Everything Wrong With The Libertarian Movement, Part 4: Foreign Policy
In my previous posts, I’ve been writing about the problems libertarianism has today, the difficulties it has trying to work with the American public. First, I talked about rhetoric. Then, I wrote about intellectual property rights. Third, I devoted some time to anarcho-capitalism. Now, in what I plan on being my last post in this series (until and unless a new topic arises that warrants my attention; feel free to send suggestions) I want to focus on foreign policy, and how libertarianism, so far, has been fairly inadequate.
There seem to be two chief positions in the libertarian movement on foreign policy. The first is the view taken by Robert Higgs, who wrote in The Independent Review (from the Independent Institute) last fall that “Warmongering libertarians are ipso facto not libertarians.” In the other corner lies neolibertarians like Jon Henke and* people like Eric Dondero, who wrote on our blog, in a comment, that:
When you say “less aggressive foreign policy,” what you really mean to say is “more girly-manish foreign policy,” or cowardness, or just downright surrendertarianism.
These two extremes, honestly, do not have any place in the libertarian movement. While I agree with Higgs that “war is the health of the state,” and the half-century has shown that this government is largely incompetent when it comes to defending us abroad and we shouldn’t be involved in these expeditions, we cannot completely pull back and have a pacificst foreign policy. War is inevitable; it happens, sometimes by people who don’t like us. And sometimes, there are justifications for executing operations in foreign countries.

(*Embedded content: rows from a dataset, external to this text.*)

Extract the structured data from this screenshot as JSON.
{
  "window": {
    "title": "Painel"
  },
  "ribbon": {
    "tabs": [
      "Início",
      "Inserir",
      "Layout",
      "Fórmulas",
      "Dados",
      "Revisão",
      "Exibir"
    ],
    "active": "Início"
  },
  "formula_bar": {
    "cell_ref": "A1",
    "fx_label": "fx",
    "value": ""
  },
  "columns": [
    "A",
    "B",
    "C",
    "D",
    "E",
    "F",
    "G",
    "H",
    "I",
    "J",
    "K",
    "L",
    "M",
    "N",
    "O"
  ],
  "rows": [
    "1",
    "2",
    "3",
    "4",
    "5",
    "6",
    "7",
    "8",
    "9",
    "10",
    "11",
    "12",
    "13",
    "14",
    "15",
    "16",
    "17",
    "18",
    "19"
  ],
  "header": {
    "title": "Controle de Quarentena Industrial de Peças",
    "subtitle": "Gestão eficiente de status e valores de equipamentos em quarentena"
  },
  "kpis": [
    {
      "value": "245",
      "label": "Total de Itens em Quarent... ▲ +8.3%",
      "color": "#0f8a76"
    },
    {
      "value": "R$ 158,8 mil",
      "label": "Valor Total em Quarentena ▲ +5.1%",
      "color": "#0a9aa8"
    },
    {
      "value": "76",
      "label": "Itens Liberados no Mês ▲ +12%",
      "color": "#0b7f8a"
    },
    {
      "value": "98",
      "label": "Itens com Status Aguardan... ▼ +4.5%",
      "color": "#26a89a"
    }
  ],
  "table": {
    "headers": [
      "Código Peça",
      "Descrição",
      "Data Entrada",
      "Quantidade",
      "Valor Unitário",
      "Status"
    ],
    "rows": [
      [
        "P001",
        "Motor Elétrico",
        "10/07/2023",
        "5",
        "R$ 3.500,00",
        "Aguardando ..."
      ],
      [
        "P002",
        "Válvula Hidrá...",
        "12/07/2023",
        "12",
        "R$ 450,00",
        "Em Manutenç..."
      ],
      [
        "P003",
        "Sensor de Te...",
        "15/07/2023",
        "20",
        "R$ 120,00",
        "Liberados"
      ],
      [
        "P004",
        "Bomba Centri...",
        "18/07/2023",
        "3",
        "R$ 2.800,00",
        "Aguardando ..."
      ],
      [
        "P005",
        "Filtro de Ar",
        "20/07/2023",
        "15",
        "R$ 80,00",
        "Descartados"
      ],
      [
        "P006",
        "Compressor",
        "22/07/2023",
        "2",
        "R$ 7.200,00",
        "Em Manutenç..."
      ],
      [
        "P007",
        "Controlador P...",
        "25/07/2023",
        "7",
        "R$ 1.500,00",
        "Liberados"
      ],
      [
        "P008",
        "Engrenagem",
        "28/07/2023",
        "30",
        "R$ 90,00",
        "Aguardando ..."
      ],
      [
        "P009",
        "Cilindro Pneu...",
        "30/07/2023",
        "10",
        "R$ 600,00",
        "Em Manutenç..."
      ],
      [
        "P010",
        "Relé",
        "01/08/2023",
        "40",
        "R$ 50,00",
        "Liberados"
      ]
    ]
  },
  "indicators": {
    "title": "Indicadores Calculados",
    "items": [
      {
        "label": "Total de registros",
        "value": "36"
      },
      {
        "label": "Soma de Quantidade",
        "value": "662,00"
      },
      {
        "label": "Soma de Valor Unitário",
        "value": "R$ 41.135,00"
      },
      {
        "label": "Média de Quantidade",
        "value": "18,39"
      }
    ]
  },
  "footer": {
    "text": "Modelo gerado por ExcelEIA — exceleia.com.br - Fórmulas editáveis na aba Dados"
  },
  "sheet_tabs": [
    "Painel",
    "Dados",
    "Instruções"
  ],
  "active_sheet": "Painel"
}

I’m not going to get into “Just War Theory” or anything like that. Just this: if you had reliable, concrete intelligence than an enemy was lining up a nuclear warhead aimed at the United States, and was going to launch it, would you wait until it entered US airspace to shoot it down, or would you go in there and take it out from its launching pad? It’s what military scientists call a “preemptive strike,” and I, for one, am a libertarian who is supportive of such things. I am not a fan of what they call “preventative war,” which is much longer term in focus (and which would likely end up causing the very thing it was supposed to prevent), but I am a fan of saving lives, and if that means a short, directed operation in order to protect American lives, then I’m for it.

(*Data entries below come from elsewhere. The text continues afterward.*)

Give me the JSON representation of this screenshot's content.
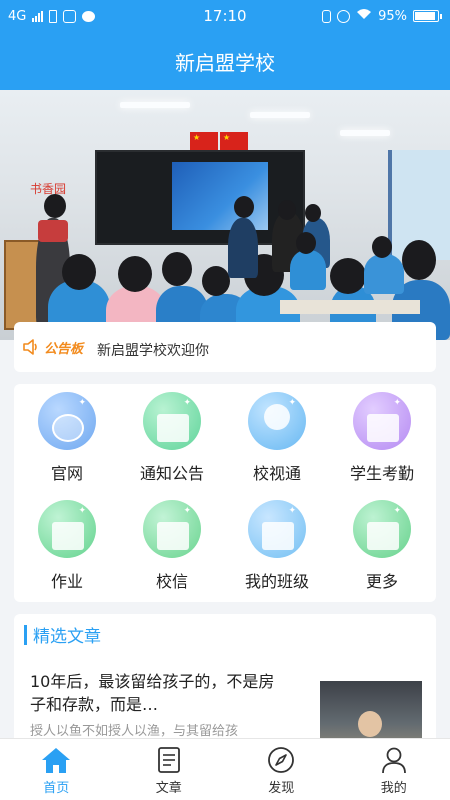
{
  "status_bar": {
    "network": "4G",
    "time": "17:10",
    "battery": "95%"
  },
  "header": {
    "title": "新启盟学校"
  },
  "banner": {
    "sign_text": "书香园"
  },
  "notice": {
    "label": "公告板",
    "text": "新启盟学校欢迎你"
  },
  "menu": {
    "items": [
      {
        "label": "官网",
        "icon": "globe-icon",
        "color": "#6fa8f0"
      },
      {
        "label": "通知公告",
        "icon": "notice-icon",
        "color": "#5fd49a"
      },
      {
        "label": "校视通",
        "icon": "camera-icon",
        "color": "#67b8f2"
      },
      {
        "label": "学生考勤",
        "icon": "attendance-icon",
        "color": "#b58af2"
      },
      {
        "label": "作业",
        "icon": "homework-icon",
        "color": "#63d38e"
      },
      {
        "label": "校信",
        "icon": "message-icon",
        "color": "#69d48f"
      },
      {
        "label": "我的班级",
        "icon": "class-icon",
        "color": "#74c0f3"
      },
      {
        "label": "更多",
        "icon": "more-icon",
        "color": "#66d28c"
      }
    ]
  },
  "articles": {
    "section_title": "精选文章",
    "items": [
      {
        "title": "10年后，最该留给孩子的，不是房子和存款，而是…",
        "summary": "授人以鱼不如授人以渔，与其留给孩"
      }
    ]
  },
  "tabs": [
    {
      "label": "首页",
      "icon": "home-icon",
      "active": true
    },
    {
      "label": "文章",
      "icon": "article-icon",
      "active": false
    },
    {
      "label": "发现",
      "icon": "compass-icon",
      "active": false
    },
    {
      "label": "我的",
      "icon": "profile-icon",
      "active": false
    }
  ],
  "colors": {
    "accent": "#2aa0f3",
    "notice_label": "#f28b1e"
  }
}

Frederich von Hayek, the luminary of our movement, had what he called “a presumption against regulation.” With that statement, he noted that regulation is not, ipso facto bad, but we must have an innate opinion against them to begin with. That way, proponents of regulation must make an extremely good case for it, and if it passes a very high bar, then it can go. This would weed out roughly 90% of the regulation proposals, only permitting the basic ones required for an economy to function.
From this, I propose another idea: a presumption against intervention. Those arguing for foreign expeditions and interventions must make the case that this operation would be in the vital interests of the country, and we should have the utmost of skepticism with regard to their arguments. All the tough questions must receive answers, as much information as possible must be shared, and only after the argument passes a very high bar should we go in. Again, I think this would eliminate somewhere around 90% of foreign expeditions, and greatly cut down our empire and our bloated military-industrial complex. It also means we have to stop meddling in other countries’ internal affairs. We cannot be the world’s policeman, and we shouldn’t. Let other countries do as they will, so long as they don’t take a potshot at us or look like they’re reading their rifle to do so.
The reason I argue for this is because libertarians cannot hamstring themselves to either extreme. Donderian warmongering is not only wrong, it doesn’t go over with about 95% of the American people. But Higgsian pacifism just makes us look like fools who can’t see the threats in front of us. Make no mistake, the world is a dangerous place, and sometimes, in rare instances, we have to do dirty deeds in order to protect ourselves. We should not enjoy it, we should not relish it or celebrate it, and we should feel considerable remorse and regret that we had to do it. But if we have a choice between saving American lives from an imminent threat, and violating some notion of libertarian purity, well, that’s not really a choice at all, now is it? How does one enjoy liberty when one is a corpse?
I myself am what I call a “defensivist.” I believe in fighting only in self-defense. (Some people argue such a thing is not force, or violence; again, I won’t get into those semantic arguments.) We protect ourselves, and if an enemy ceases to fight, we cease also. That is a just and sane policy. It does not call for a massive army nor navy nor air force, just enough to make sure we are protected from external threats. It also does not call for anything like the Department of Homeland Security, the Transportation Security Administration, nor any of the multitude of security agencies and investigation bureaus that populate Washington. How is this an untenable position to some libertarians, on either extreme?
If libertarians want to resonate with Americans, we cannot let ourselves fall into silly pits of nonsense. We cannot hamstring ourselves and leave ourselves defenseless, yet we also cannot go on warmongering flights of fancy. This is one of those cases where we must find a middle ground. Is it more difficult to hold than an extreme, up against a wall? Perhaps, but it is also more mature and reasonable to do so. And we libertarians have always prided ourselves on being mature and reasonable.
*On second thought, Henke is probably closer to my position, not Dondero.